NVIDIAの成功は、単に同社の努力によるものではなく、西洋のテクノロジー・エコシステム全体が長年協力しながら、次世代の技術ロードマップを策定してきた結果です。中国にも同様のエコシステムが必要です。多くの中国企業が半導体事業に参入しましたが、失敗の原因は資金不足ではなく、技術を支えるコミュニティが不足していたことです。単に二次情報を活用するだけでは、持続的な発展は望めません。誰かが最前線を切り拓く必要があるのです。

「資金が多い=イノベーションが生まれる」ではない

安勇:
DeepSeekは現在、OpenAIの初期の理想主義的な段階に近いように見えます。MistralやOpenAIのように、将来的にはクローズド(非公開)モデルへと移行する可能性はありますか?

梁文锋:
私たちはクローズドにはしません。オープンな技術エコシステムの構築は、クローズドな商業モデルよりもはるかに重要だと考えています。

安勇:
資金調達の計画はありますか?報道では、焕放(1)がDeepSeekをスピンオフ(分社化)して上場させる計画があるとされています。シリコンバレーのAIスタートアップは、最終的に大企業と提携する傾向があります。貴社もこの流れに乗るのでしょうか?

梁文锋:
短期的な資金調達の計画はありません。私たちが直面している本当の課題は資金ではなく、高性能半導体の輸出規制です。

安勇:
AGI(汎用人工知能)の開発には、業界全体を巻き込む影響力が必要だという意見もあります。量子投資のように、静かに研究開発を進めるだけでは難しいのではないでしょうか?

梁文锋:
資金が増えれば増えるほど、イノベーションが加速するわけではありません。もし単に資本を投じることで技術革新が生まれるなら、すでに大企業がすべてのイノベーションを独占しているはずです。

「DeepSeekがアプリケーション開発をしない理由」

安勇:
DeepSeekがアプリケーション開発をしないのは、運営能力がないからでしょうか?

梁文锋:
現在は「技術革新の時期」であり、「アプリケーションの爆発的成長の時期」ではないと考えています。長期的には、私たちの技術や成果を直接利用できるエコシステムを構築したいと考えています。他の企業が当社のモデルを基にB2B/B2Cサービスを開発し、私たちは基礎研究に専念する。もしこの産業構造が確立されれば、私たち自身がアプリを開発する必要はありません。もちろん、必要とあれば開発することも可能ですが、研究と技術革新が常に最優先事項です。

安勇:
なぜ企業はDeepSeekのAPIを選択するのでしょうか?より大きな企業のサービスもあるのでは?

梁文锋:
将来的には、AI業界は高度に分業化されると考えています。基盤モデルの提供企業と、アプリケーションを開発する企業が分かれることで、それぞれが最適な役割を果たすことができます。大企業には制約があり、必ずしもこの役割を担うのに最適とは限りません。

「模倣ではなく、独自の道を進む」

安勇:
DeepSeek V2は、なぜシリコンバレーの多くの人々を驚かせたのでしょうか?

梁文锋:
アメリカでは毎日のようにイノベーションが生まれています。

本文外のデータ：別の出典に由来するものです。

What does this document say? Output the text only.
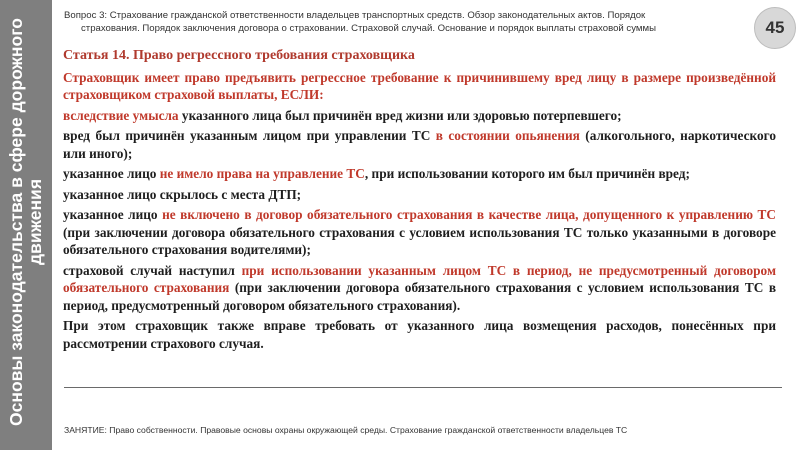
Основы законодательства в сфере дорожного движения
Вопрос 3: Страхование гражданской ответственности владельцев транспортных средств. Обзор законодательных актов. Порядок
страхования. Порядок заключения договора о страховании. Страховой случай. Основание и порядок выплаты страховой суммы	45

Статья 14. Право регрессного требования страховщика

Страховщик имеет право предъявить регрессное требование к причинившему вред лицу в размере произведённой страховщиком страховой выплаты, ЕСЛИ:

вследствие умысла указанного лица был причинён вред жизни или здоровью потерпевшего;

вред был причинён указанным лицом при управлении ТС в состоянии опьянения (алкогольного, наркотического или иного);

указанное лицо не имело права на управление ТС, при использовании которого им был причинён вред;

указанное лицо скрылось с места ДТП;

указанное лицо не включено в договор обязательного страхования в качестве лица, допущенного к управлению ТС (при заключении договора обязательного страхования с условием использования ТС только указанными в договоре обязательного страхования водителями);

страховой случай наступил при использовании указанным лицом ТС в период, не предусмотренный договором обязательного страхования (при заключении договора обязательного страхования с условием использования ТС в период, предусмотренный договором обязательного страхования).

При этом страховщик также вправе требовать от указанного лица возмещения расходов, понесённых при рассмотрении страхового случая.

ЗАНЯТИЕ: Право собственности. Правовые основы охраны окружающей среды. Страхование гражданской ответственности владельцев ТС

ですから、私たちの技術的なブレイクスルー自体は特に珍しいものではありません。しかし、彼らが驚いたのは、「中国の企業が単なるフォロワーではなく、イノベーターとして競争に参加してきた」という点です。これは、従来の中国企業のやり方とはまったく異なります。

安勇:
しかし、中国の現実を考えると、純粋にイノベーションだけを追求するのは贅沢にも思えます。大規模AIモデルの研究開発には莫大なコストがかかり、商業化する前に資金が尽きる企業も少なくありません。

梁文锋:
確かに、イノベーションにはコストがかかります。これまでは、中国の発展段階の影響もあり、既存の技術を活用し、アプリケーションを通じて収益化することが主流でした。しかし今や、中国経済の規模や、バイトダンスやテンセントといった企業の収益力は世界に影響を与えるレベルにあります。

私たちに本当に欠けているのは「資金」ではなく、自信と、高度な人材を組織しイノベーションを生み出す能力です。

「AI業界の最終形態とは?」

安勇:
あなたは、大規模モデルの最終的な形態をどう考えていますか?

梁文锋:
将来的には、基盤モデルを提供する企業と、それを活用する企業の分業体制が確立されると考えています。専門化が進み、各社が異なる層でAIエコシステムを支えることになるでしょう。

安勇:
最後に、あなたが今最も関心を持っていることは何ですか?

梁文锋:
次世代の大規模モデルの研究です。まだ多くの課題が残されています。

安勇:
今後の展開に期待しています。ありがとうございました。

梁文锋:
こちらこそ、ありがとうございました。